The week usually wraps up with an open house for parents and community members, giving them a chance to see what the kids have been doing.

Some of the best moments are when the participants take the projects in their own direction, Pike says.  She remembers one group at a another First Nations using a computer code language Scratch and some mini-controllers to make an obstacle course for robots, like the old table-top game Operation.  Another highlight was discovering that jujubes conduct electricity when kids used them to play music on an electronic keyboard.  “We help them build their own ideas,” she explains.

The children often remember their experiences with the science camp and clearly value them, Pike says.  She recalls a girl from Iqaluit spotting her at a music festival in Ottawa who  came running to her.  Pike had been in the girl’s class in school for under two hours.
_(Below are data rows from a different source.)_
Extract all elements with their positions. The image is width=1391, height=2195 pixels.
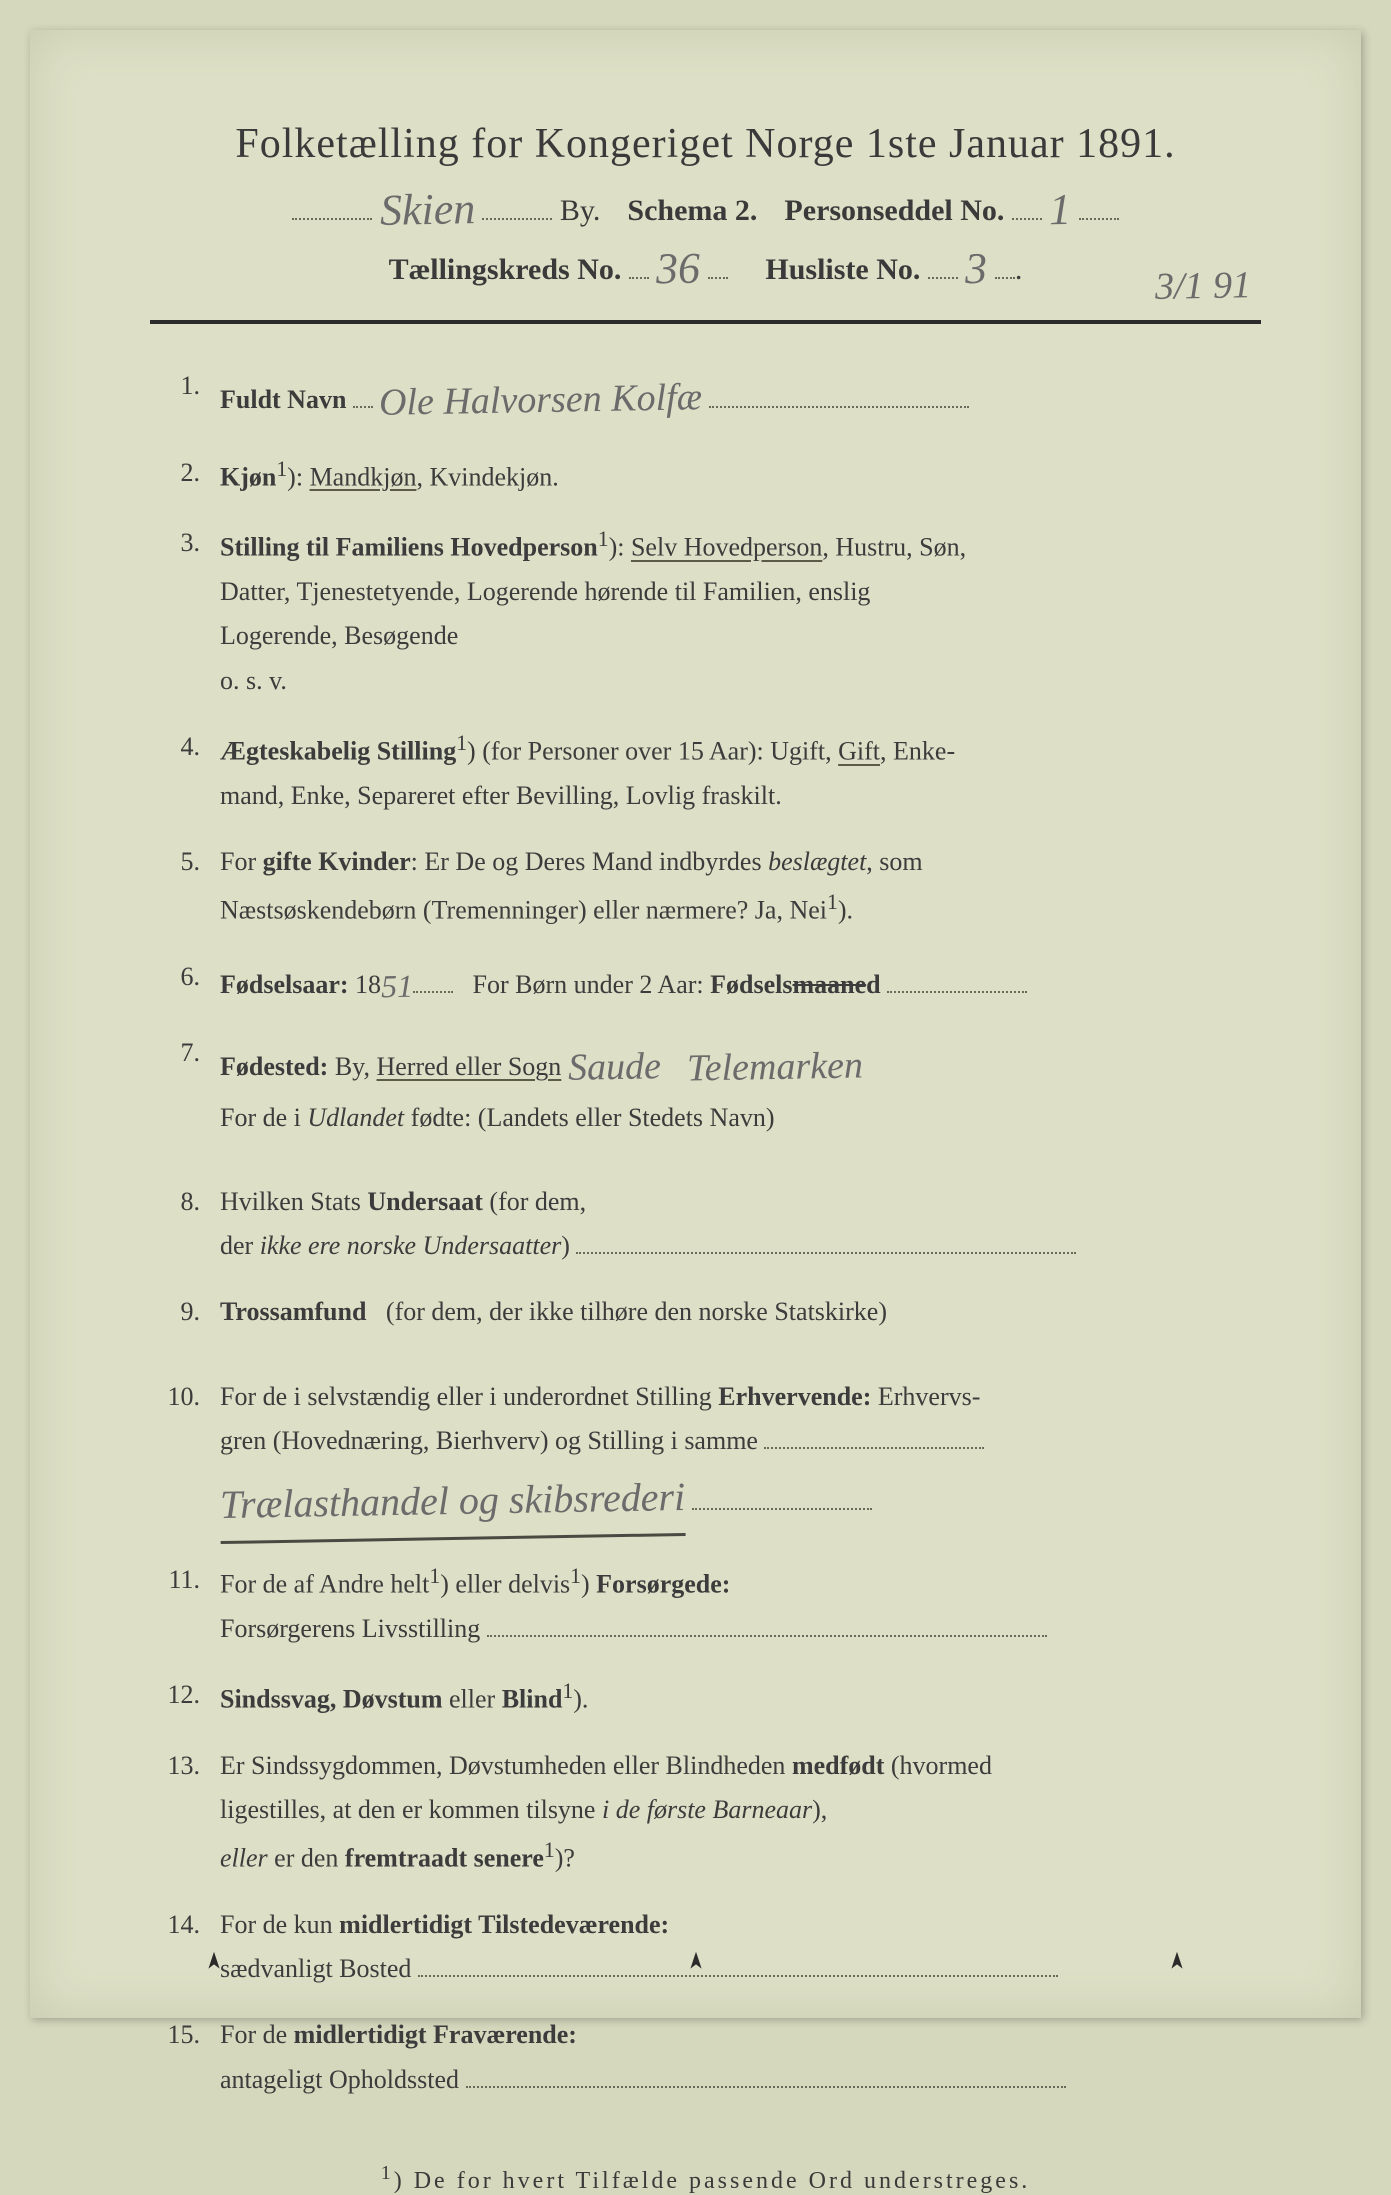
date-annotation: 3/1 91 bbox=[1155, 263, 1252, 309]
f4-underlined: Gift bbox=[838, 737, 880, 766]
f3-underlined: Selv Hovedperson bbox=[631, 533, 822, 562]
field-13: 13. Er Sindssygdommen, Døvstumheden elle… bbox=[150, 1744, 1261, 1881]
field-8: 8. Hvilken Stats Undersaat (for dem, der… bbox=[150, 1180, 1261, 1268]
field-4: 4. Ægteskabelig Stilling1) (for Personer… bbox=[150, 725, 1261, 818]
f5-bold: gifte Kvinder bbox=[263, 847, 411, 876]
husliste-value: 3 bbox=[965, 243, 988, 294]
f6-year: 51 bbox=[381, 959, 414, 1014]
field-2: 2. Kjøn1): Mandkjøn, Kvindekjøn. bbox=[150, 451, 1261, 500]
field-11: 11. For de af Andre helt1) eller delvis1… bbox=[150, 1558, 1261, 1651]
header-line-3: Tællingskreds No. 36 Husliste No. 3 . bbox=[150, 239, 1261, 290]
field-15: 15. For de midlertidigt Fraværende: anta… bbox=[150, 2013, 1261, 2101]
kreds-value: 36 bbox=[656, 243, 701, 295]
f2-label: Kjøn bbox=[220, 462, 276, 491]
personseddel-value: 1 bbox=[1049, 184, 1072, 235]
f1-label: Fuldt Navn bbox=[220, 385, 346, 414]
field-5: 5. For gifte Kvinder: Er De og Deres Man… bbox=[150, 840, 1261, 933]
field-1: 1. Fuldt Navn Ole Halvorsen Kolfæ bbox=[150, 364, 1261, 429]
field-10: 10. For de i selvstændig eller i underor… bbox=[150, 1375, 1261, 1536]
field-9: 9. Trossamfund (for dem, der ikke tilhør… bbox=[150, 1290, 1261, 1334]
f7-underlined: Herred eller Sogn bbox=[376, 1052, 561, 1081]
f7-value2: Telemarken bbox=[686, 1034, 863, 1102]
header-line-2: Skien By. Schema 2. Personseddel No. 1 bbox=[150, 180, 1261, 231]
f6-label: Fødselsaar: bbox=[220, 970, 349, 999]
f3-line2: Datter, Tjenestetyende, Logerende hørend… bbox=[220, 577, 870, 606]
punch-mark-right bbox=[1163, 1948, 1191, 1978]
f5-line2: Næstsøskendebørn (Tremenninger) eller næ… bbox=[220, 896, 827, 925]
f4-label: Ægteskabelig Stilling bbox=[220, 737, 456, 766]
schema-label: Schema 2. bbox=[627, 194, 757, 227]
field-7: 7. Fødested: By, Herred eller Sogn Saude… bbox=[150, 1031, 1261, 1140]
f6-strike: maane bbox=[792, 970, 866, 999]
f10-value: Trælasthandel og skibsrederi bbox=[219, 1463, 685, 1544]
f9-bold: Trossamfund bbox=[220, 1297, 366, 1326]
by-label: By. bbox=[560, 194, 601, 227]
field-12: 12. Sindssvag, Døvstum eller Blind1). bbox=[150, 1673, 1261, 1722]
f6-mid: For Børn under 2 Aar: bbox=[473, 970, 704, 999]
by-value: Skien bbox=[379, 183, 475, 236]
personseddel-label: Personseddel No. bbox=[784, 194, 1004, 227]
census-form-page: Folketælling for Kongeriget Norge 1ste J… bbox=[30, 30, 1361, 2018]
f1-value: Ole Halvorsen Kolfæ bbox=[379, 365, 703, 435]
husliste-label: Husliste No. bbox=[765, 253, 920, 286]
kreds-label: Tællingskreds No. bbox=[389, 253, 622, 286]
punch-mark-left bbox=[200, 1948, 228, 1978]
f7-label: Fødested: bbox=[220, 1052, 328, 1081]
field-list: 1. Fuldt Navn Ole Halvorsen Kolfæ 2. Kjø… bbox=[150, 364, 1261, 2102]
f4-line2: mand, Enke, Separeret efter Bevilling, L… bbox=[220, 781, 782, 810]
f9-rest: (for dem, der ikke tilhøre den norske St… bbox=[386, 1297, 887, 1326]
footnote: 1) De for hvert Tilfælde passende Ord un… bbox=[150, 2162, 1261, 2195]
f5-italic: beslægtet bbox=[768, 847, 866, 876]
divider-top bbox=[150, 320, 1261, 324]
f3-label: Stilling til Familiens Hovedperson bbox=[220, 533, 598, 562]
page-title: Folketælling for Kongeriget Norge 1ste J… bbox=[150, 120, 1261, 168]
field-3: 3. Stilling til Familiens Hovedperson1):… bbox=[150, 521, 1261, 702]
f7-value1: Saude bbox=[567, 1034, 661, 1100]
f3-line3: Logerende, Besøgende bbox=[220, 621, 458, 650]
f3-line4: o. s. v. bbox=[220, 666, 287, 695]
field-6: 6. Fødselsaar: 1851 For Børn under 2 Aar… bbox=[150, 955, 1261, 1009]
punch-mark-center bbox=[682, 1948, 710, 1978]
f2-underlined: Mandkjøn bbox=[310, 462, 417, 491]
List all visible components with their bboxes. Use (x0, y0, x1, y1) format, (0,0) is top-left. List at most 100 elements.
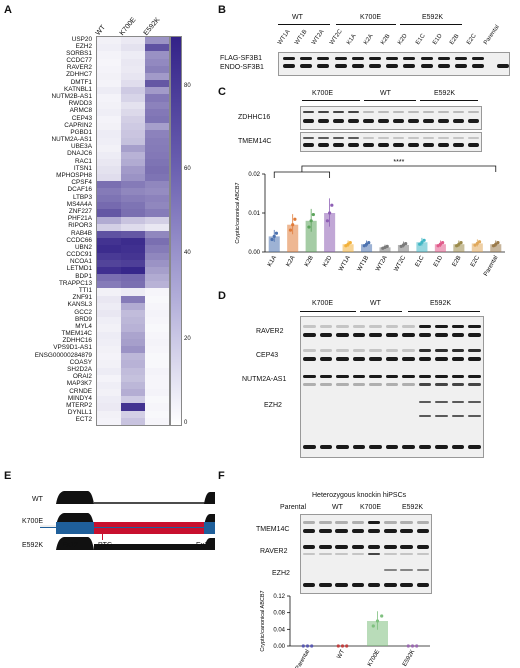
y-axis-label: Cryptic/canonical ABCB7 (260, 590, 266, 651)
heatmap-cell (121, 338, 145, 347)
gel-band (400, 521, 413, 524)
heatmap-gene-label: LETMD1 (66, 265, 92, 273)
c-group-k700e: K700E (312, 90, 334, 97)
heatmap-cell (97, 180, 121, 189)
colorbar-tick-60: 60 (184, 166, 191, 172)
b-lane-label: WT1B (294, 28, 309, 46)
gel-band (336, 357, 349, 361)
heatmap-col-k700e: K700E (118, 16, 138, 37)
gel-band (319, 333, 333, 337)
gel-band (435, 333, 448, 337)
heatmap-gene-label: RAVER2 (66, 64, 92, 72)
gel-band (302, 553, 316, 555)
d-row-raver2: RAVER2 (256, 328, 284, 335)
c-bracket-k700e (302, 100, 360, 101)
gel-band (402, 325, 415, 328)
gel-band (437, 64, 450, 68)
gel-band (362, 111, 375, 113)
heatmap-grid (96, 36, 170, 426)
gel-band (334, 64, 347, 68)
gel-band (352, 325, 366, 328)
y-tick-label: 0.00 (248, 250, 260, 256)
c-row-tmem14c: TMEM14C (238, 138, 272, 145)
gel-band (367, 521, 381, 524)
gel-band (472, 57, 485, 60)
bar (287, 224, 299, 252)
gel-band (367, 553, 381, 555)
heatmap-cell (121, 281, 145, 289)
heatmap-cell (121, 310, 145, 318)
gel-band (451, 325, 465, 328)
heatmap-cell (97, 209, 121, 217)
gel-band (351, 57, 364, 60)
panel-d: K700E WT E592K RAVER2 CEP43 NUTM2A-AS1 E… (220, 290, 520, 470)
gel-band (332, 143, 345, 147)
gel-band (317, 119, 330, 123)
heatmap-cell (121, 252, 145, 261)
gel-band (416, 545, 430, 549)
gel-band (336, 333, 349, 337)
gel-band (352, 357, 366, 361)
heatmap-colorbar (170, 36, 182, 426)
heatmap-gene-label: ORAI2 (72, 373, 92, 381)
gel-band (319, 553, 332, 555)
gel-band (407, 111, 420, 113)
bar (379, 247, 391, 252)
heatmap-cell (121, 274, 145, 282)
gel-band (402, 357, 415, 361)
bar (453, 244, 465, 252)
data-point (441, 241, 445, 245)
heatmap-cell (97, 324, 121, 332)
heatmap-cell (145, 72, 169, 81)
data-point (422, 238, 426, 242)
heatmap-cell (97, 374, 121, 383)
data-point (491, 244, 496, 248)
gel-band (386, 57, 399, 60)
gel-band (385, 349, 399, 352)
heatmap-cell (97, 302, 121, 311)
heatmap-gene-label: CCDC77 (66, 57, 92, 65)
gel-band (418, 375, 432, 378)
heatmap-gene-label: PGBD1 (70, 128, 92, 136)
heatmap-cell (97, 403, 121, 411)
colorbar-tick-20: 20 (184, 336, 191, 342)
gel-band (402, 375, 415, 378)
gel-band (302, 357, 316, 361)
heatmap-cell (145, 94, 169, 102)
data-point (404, 241, 408, 246)
gel-band (468, 415, 481, 417)
data-point (415, 644, 419, 648)
heatmap-cell (97, 396, 121, 404)
x-tick-label: WT (336, 649, 346, 660)
data-point (385, 244, 389, 248)
heatmap-cell (145, 381, 169, 390)
gel-band (319, 383, 333, 386)
x-tick-label: WT2C (393, 254, 407, 272)
heatmap-cell (97, 72, 121, 81)
x-tick-label: E1C (415, 254, 426, 268)
data-point (307, 225, 311, 229)
heatmap-cell (97, 187, 121, 196)
gel-band (302, 445, 316, 449)
gel-band (386, 64, 399, 68)
heatmap-cell (97, 123, 121, 131)
gel-band (319, 529, 332, 533)
gel-band (385, 333, 399, 337)
heatmap-cell (97, 80, 121, 88)
gel-band (351, 583, 365, 587)
gel-band (392, 143, 405, 147)
data-point (477, 240, 482, 244)
heatmap-cell (97, 266, 121, 275)
heatmap-gene-label: ZDHHC16 (62, 337, 92, 345)
x-tick-label: E592K (402, 649, 416, 668)
heatmap-gene-label: NCOA1 (69, 258, 92, 266)
gel-band (351, 521, 365, 524)
gel-band (369, 375, 382, 378)
heatmap-cell (97, 381, 121, 390)
gel-band (451, 375, 465, 378)
gel-band (362, 143, 375, 147)
gel-band (392, 137, 405, 139)
heatmap-gene-label: CCDC66 (66, 236, 92, 244)
gel-band (332, 119, 345, 123)
panel-letter-c: C (218, 86, 226, 98)
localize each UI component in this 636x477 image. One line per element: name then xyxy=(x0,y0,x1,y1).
Aamjiwnaang has hosted about nine ACTUA camps in summers since 2012, says Winterson Rogers, organizer of the events for the First Nation.  The kids are always really engaged by the activities, and the camp helps stimulate the young minds during the summer break from school, he says.  He has seen kids come through who were interested in science before the camp, but “they didn’t really know it could be this much fun,” Rogers says.  He hears kids at the end of the week say thing like, “I’m going to invent things,”, and “I’m going to be a scientist.”   Many times they leave with their interest even higher than before the camp, he says.

The camp is sponsored by Sarnia-area industries such as Imperial Oil, Rogers says.

Actua has brought STEM learning to hundreds of Indigenous communities and tens of thousands of Indigenous youth over the last 20 years, in consultation with national organizations like Indspire, the Aboriginal Human Resource Council, Inuit Tapiriit Kanatami (ITK) and others, according the the group’s website.